Bulut’un Fernandão transferindeki ‘hizmetleriyle’ ilgili sözleşmeler hazırlanırken, aynı Atletico anlaşmasındaki gibi, FIFA’nın kurallarının uygulanmayacağı maddesi ekleniyor. Buna göre, sözleşme şöyle diyor: “RSTP (Oyuncuların Transfer Yönetmeliği) de dahil olmak üzere, FIFA’nın kuralları ve yönetmelikleri, ulusal ve uluslararası spor federasyonları ve konfederasyonlarının kuralları ve yönetmelikleri geçersizdir.”

Bulut’un neden sözleşmelere böyle bir madde ekletmeye çalıştığı, sızdırılan e-postalarda Uram’ın avukatı Stefano Malvestio duruma itiraz edince anlaşılıyor.

Malvestivo, Haziran 2015’te Bulut’un avukatı Sami Dinç’e Fernandão sözleşmesiyle ilgili e-posta gönderiyor: “[Fernandão] FIFA kurallarının geçersiz olduğunu söyleyen bir sözleşme imzalayamaz. Yasal çerçevede kabul edemeyeceğimiz tek şey bu. Bunu yapması gerçekten imkansız çünkü böyle bir durumda hemen ceza alır. Umarım anlayışla karşılarsınız.”

Dinç bunun üzerinde açıklıyor: “FIFA kurallarının geçersiz sayılmak istenmesinin nedeni şu; [Dubai’deki Foot&Ball] hiçbir ulusal federasyona bağlı değil ve bu işlem yeni FIFA kurallarına göre ilan edilmeyecek.” FIFA tarafından kontrol edilen futbol kulüpleri iş yaptıkları menajerlerin kurallara uygun şekilde ruhsatlandırıldığına emin olmak zorunda. Ne 2013’te Atletico’yla ne de CAP’la imzalanan diğer sözleşmelerde bu maddeye itiraz edilmiyor.
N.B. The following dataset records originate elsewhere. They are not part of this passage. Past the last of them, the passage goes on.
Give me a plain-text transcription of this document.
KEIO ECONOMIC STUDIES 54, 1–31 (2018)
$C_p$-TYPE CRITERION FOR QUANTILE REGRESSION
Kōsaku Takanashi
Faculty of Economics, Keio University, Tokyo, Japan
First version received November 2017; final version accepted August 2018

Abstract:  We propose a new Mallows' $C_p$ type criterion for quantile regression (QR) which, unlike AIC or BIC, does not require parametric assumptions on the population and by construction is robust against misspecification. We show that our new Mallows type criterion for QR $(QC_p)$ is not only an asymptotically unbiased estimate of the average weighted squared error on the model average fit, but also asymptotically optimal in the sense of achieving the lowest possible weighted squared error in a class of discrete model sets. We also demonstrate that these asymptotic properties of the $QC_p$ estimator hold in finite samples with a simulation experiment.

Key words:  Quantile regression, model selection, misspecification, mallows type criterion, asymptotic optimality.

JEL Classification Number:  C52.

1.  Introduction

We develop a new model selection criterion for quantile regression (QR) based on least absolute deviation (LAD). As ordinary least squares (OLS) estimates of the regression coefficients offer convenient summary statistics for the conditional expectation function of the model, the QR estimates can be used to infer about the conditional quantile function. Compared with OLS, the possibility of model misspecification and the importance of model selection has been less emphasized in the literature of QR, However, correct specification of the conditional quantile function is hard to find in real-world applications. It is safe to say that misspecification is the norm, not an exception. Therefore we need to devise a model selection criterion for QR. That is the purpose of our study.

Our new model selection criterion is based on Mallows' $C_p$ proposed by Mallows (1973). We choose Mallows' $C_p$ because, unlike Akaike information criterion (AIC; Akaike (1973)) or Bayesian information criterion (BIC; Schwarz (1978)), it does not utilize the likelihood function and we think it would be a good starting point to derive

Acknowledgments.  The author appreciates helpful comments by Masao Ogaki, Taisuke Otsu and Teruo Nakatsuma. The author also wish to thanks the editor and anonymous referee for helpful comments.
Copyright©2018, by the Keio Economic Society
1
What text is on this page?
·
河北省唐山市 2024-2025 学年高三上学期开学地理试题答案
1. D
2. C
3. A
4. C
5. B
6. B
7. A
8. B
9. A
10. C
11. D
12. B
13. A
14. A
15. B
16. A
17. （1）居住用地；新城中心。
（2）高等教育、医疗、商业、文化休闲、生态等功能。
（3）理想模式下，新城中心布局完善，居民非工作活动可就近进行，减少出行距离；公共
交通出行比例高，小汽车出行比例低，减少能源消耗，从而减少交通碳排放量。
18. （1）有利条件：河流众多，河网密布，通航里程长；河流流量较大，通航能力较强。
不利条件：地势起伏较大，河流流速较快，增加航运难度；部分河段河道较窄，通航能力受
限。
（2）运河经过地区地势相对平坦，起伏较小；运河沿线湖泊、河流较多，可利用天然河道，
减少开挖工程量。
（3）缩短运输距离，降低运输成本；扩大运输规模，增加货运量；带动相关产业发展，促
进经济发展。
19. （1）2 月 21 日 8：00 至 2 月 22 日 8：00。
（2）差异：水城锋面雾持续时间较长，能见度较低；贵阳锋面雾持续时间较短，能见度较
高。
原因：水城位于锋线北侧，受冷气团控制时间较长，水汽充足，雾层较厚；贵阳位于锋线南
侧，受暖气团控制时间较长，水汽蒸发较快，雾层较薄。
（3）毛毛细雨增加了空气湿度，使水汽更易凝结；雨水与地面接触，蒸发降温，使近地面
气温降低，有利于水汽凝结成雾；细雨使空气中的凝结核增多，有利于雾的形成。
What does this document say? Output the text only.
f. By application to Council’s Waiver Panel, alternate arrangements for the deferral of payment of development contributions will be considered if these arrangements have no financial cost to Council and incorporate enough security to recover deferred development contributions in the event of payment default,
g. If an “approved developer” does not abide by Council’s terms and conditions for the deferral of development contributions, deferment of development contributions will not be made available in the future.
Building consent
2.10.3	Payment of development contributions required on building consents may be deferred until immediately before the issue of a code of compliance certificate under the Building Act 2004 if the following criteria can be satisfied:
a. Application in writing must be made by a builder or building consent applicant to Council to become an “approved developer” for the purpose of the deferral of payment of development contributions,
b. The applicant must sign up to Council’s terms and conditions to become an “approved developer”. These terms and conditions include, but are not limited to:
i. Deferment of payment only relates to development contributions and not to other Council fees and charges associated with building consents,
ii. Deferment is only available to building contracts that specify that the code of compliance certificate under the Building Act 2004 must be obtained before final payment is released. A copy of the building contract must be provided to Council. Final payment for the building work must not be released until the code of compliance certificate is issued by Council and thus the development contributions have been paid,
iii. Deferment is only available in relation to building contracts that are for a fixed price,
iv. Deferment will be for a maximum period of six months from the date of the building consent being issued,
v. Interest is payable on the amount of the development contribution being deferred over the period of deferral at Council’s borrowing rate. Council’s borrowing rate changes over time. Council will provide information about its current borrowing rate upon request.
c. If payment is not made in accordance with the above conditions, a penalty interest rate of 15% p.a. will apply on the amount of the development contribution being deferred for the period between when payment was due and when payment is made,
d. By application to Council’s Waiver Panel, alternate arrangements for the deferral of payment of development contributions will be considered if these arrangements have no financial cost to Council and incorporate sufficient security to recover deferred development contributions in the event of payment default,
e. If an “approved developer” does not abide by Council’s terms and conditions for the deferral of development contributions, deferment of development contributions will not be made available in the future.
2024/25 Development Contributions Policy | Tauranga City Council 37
Görünen o ki kulüpleri FIFA kurallarının geçersiz olduğu sözleşmelere imza atmak o kadar da rahatsız etmiyor.

Clube Atletico Paranaense de Bulut da konuyla ilgili sorularımıza yanıt vermedi.

Futbol finans uzmanı Tugrul Akşar’ın bu çoklu anlaşmayla ilgili yorumu şöyle oldu: “Bir futbolcu üzerinden birden fazla para transferi işlemi oluyorsa ve taraflar arasında gizli sözleşmeler yapılıyorsa, bu işlem yüzde yüz ihtimalle bir para aklama işlemi ve/veya vergi kaçırma operasyonudur.”

Akşar’a göre bu tür konularda, “FIFA hala ciddi yaptırım uygulamıyor. Hukuk yetersiz kalıyor. Parasal çıkarlar ve nemalanma bazı önlemlerin alınmasının önünü kesiyor.”

FIFA konuyla ilgili sorduğumuz sorulara yanıt vermeyeceğini belirtti.